L'attente du Messie: La royauté au quotidien
A Jérusalem, la cérémonie du sacre du roi est à peine terminée ; maintenant, le voilà au pied du mur. Qu’en sera-t-il des belles promesses et des bonnes résolutions ? On voit bien, par exemple, qu’un roi comme Salomon était habité par des sentiments très partagés ; d’une part, il était très fier d’avoir enfin conquis ce trône dont il rêvait, visiblement, mais qui ne lui était nullement destiné ; et il lui avait fallu batailler ferme pour l’obtenir ; d’autre part, il devait se sentir bien petit devant l’ampleur de la tâche. Car une chose est d’arriver au pouvoir, quitte à commanditer quelques meurtres au passage, autre chose est de gouverner, surtout là-bas où les prophètes gardent un droit de regard qui semble être celui de Dieu lui- même. Et tout le monde sait que lorsque le roi Saül, le premier roi d’Israël, a trahi sa mission, il a été désavoué par Dieu lui-même ; à bon entendeur salut ! La disgrâce de Saül pourrait bien se reproduire.

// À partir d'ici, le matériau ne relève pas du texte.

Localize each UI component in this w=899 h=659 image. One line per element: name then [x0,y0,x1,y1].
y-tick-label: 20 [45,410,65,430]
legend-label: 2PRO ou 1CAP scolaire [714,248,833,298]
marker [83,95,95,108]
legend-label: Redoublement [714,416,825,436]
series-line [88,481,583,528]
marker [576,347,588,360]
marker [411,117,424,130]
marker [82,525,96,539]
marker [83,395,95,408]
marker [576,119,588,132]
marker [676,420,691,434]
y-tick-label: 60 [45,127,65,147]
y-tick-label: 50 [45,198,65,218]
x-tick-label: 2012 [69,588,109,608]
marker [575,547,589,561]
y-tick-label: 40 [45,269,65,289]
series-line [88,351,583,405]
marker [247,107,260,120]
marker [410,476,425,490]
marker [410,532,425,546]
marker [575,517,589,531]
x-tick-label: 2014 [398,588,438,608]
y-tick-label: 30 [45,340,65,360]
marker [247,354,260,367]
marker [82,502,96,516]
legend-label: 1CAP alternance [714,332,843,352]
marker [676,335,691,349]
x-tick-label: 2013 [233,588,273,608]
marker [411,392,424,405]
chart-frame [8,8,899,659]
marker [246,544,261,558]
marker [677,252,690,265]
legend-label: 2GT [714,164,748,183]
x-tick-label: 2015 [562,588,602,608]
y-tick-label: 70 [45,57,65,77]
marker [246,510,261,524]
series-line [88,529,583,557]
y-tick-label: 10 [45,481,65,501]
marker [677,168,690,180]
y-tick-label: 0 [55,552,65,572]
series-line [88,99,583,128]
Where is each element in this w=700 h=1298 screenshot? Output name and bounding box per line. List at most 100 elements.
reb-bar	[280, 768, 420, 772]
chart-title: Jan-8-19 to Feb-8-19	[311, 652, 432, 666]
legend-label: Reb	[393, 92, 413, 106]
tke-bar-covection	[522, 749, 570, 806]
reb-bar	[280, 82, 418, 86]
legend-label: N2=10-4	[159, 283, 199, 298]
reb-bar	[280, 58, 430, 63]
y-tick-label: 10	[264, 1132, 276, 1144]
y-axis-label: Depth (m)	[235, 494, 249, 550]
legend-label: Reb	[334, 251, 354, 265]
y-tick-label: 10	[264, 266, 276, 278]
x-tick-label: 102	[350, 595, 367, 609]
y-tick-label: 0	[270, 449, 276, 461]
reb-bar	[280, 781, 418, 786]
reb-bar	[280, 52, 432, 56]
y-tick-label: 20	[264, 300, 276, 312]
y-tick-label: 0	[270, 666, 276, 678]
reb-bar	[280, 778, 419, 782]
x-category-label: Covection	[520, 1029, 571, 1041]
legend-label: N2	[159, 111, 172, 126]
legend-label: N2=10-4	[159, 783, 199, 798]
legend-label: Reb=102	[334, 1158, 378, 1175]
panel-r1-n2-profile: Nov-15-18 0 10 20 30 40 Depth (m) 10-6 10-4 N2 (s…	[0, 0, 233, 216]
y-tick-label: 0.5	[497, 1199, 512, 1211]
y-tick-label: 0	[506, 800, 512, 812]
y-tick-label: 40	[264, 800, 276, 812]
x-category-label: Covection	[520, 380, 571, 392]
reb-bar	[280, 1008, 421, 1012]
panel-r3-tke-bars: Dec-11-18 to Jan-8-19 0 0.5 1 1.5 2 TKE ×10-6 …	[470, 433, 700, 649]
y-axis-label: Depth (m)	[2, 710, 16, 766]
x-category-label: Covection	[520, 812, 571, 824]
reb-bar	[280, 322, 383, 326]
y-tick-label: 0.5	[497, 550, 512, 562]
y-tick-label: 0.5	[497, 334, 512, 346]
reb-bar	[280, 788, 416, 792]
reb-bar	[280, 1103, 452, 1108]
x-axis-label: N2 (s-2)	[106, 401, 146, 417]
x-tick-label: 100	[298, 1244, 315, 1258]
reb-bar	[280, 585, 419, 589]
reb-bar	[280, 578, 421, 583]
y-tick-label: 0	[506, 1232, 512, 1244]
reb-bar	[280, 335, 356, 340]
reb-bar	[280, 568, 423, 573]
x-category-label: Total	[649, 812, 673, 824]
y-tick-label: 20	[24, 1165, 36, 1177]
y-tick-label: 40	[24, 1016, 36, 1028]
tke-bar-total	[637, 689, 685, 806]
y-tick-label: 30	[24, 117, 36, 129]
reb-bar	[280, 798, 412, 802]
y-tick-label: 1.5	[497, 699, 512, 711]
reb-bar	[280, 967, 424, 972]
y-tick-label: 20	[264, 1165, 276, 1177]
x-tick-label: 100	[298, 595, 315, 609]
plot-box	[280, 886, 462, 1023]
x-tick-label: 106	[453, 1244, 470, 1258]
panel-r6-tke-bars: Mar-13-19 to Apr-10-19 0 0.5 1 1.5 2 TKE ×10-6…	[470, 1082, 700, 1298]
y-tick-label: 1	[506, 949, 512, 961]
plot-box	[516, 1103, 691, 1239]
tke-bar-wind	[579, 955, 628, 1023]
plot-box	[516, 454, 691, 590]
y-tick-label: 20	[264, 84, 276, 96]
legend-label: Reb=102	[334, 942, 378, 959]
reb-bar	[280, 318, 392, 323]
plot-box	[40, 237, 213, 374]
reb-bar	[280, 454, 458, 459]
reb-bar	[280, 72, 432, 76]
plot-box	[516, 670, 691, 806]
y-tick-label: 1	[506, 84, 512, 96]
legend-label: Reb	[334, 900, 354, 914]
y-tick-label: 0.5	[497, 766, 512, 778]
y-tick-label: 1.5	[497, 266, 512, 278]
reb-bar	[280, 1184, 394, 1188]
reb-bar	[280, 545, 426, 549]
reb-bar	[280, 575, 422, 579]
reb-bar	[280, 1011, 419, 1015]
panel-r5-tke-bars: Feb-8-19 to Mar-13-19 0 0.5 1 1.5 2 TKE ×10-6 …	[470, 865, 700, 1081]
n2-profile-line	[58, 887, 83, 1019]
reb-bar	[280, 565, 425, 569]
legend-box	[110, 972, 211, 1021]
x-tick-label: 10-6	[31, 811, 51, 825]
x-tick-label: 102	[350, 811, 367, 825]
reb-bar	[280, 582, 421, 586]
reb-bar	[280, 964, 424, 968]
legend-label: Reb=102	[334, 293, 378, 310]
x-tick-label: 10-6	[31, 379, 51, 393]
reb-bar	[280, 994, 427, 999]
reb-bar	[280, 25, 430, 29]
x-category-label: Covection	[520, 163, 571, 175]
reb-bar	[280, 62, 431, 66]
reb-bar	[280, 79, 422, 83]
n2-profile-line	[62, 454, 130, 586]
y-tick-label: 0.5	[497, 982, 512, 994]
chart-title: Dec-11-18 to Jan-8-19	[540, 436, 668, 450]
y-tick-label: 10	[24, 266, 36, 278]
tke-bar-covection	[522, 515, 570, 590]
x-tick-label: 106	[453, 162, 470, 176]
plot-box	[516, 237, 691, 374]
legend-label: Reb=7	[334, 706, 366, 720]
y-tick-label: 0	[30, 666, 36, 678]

Chaque roi, dûment chapitré par les prophètes, sait très bien tout cela. Et l’on connaît, par exemple, un passage biblique superbe qui relate la prière du même Salomon tout jeune roi, demandant à Dieu de l’éclairer pour la lourde tâche qui l’attend : être un berger, comme on dit là-bas, uniquement préoccupé de la sécurité et de la bonne santé de ses brebis.
Bien sûr, si le roi est de bonne foi, il sait très bien que la fameuse onction d’huile qui lui vaut le titre si convoité de « messie » est le signe que Dieu lui- même ne cesse de souffler à ses oreilles la conduite à suivre en toutes circonstances, pour apporter le bonheur à son peuple.
Seulement voilà, Dieu ne souffle jamais très fort à nos oreilles ; l’inspiration divine ne se veut surtout pas contraignante ; ce sont les risques de la liberté que Dieu s’obstine apparemment à nous confier ; et les rois, les uns après les autres, ont amplement usé et abusé de leur liberté ; inspirés, ils l’étaient sûrement, puisque Dieu avait promis, mais peut-être étaient-ils sourds ? Les uns après les autres, à quelques exceptions près, les rois ont affreusement déçu l’attente qui pesait sur eux. Et le peuple n’a eu que trop d’occasions de se mordre les doigts d’avoir réclamé un roi à cor et à cris ; plus d’une fois, on s’est lamenté en se rappelant le vieux prophète Samuel qui s’était montré si réticent à choisir un roi. Les rêves de paix, de justice, de bonheur, de sécurité, alors, ne seraient-ils que des rêves ?
Car il ne suffit pas de porter le titre de messie pour que ces rêves que l’on peut appeler « messianiques » (au sens où ils seront l’œuvre du roi-messie) se réalisent comme par un coup de baguette magique ! Or, c’est pour cela qu’on voulait un roi, c’est cela qu’on attendait de lui et rien d’autre.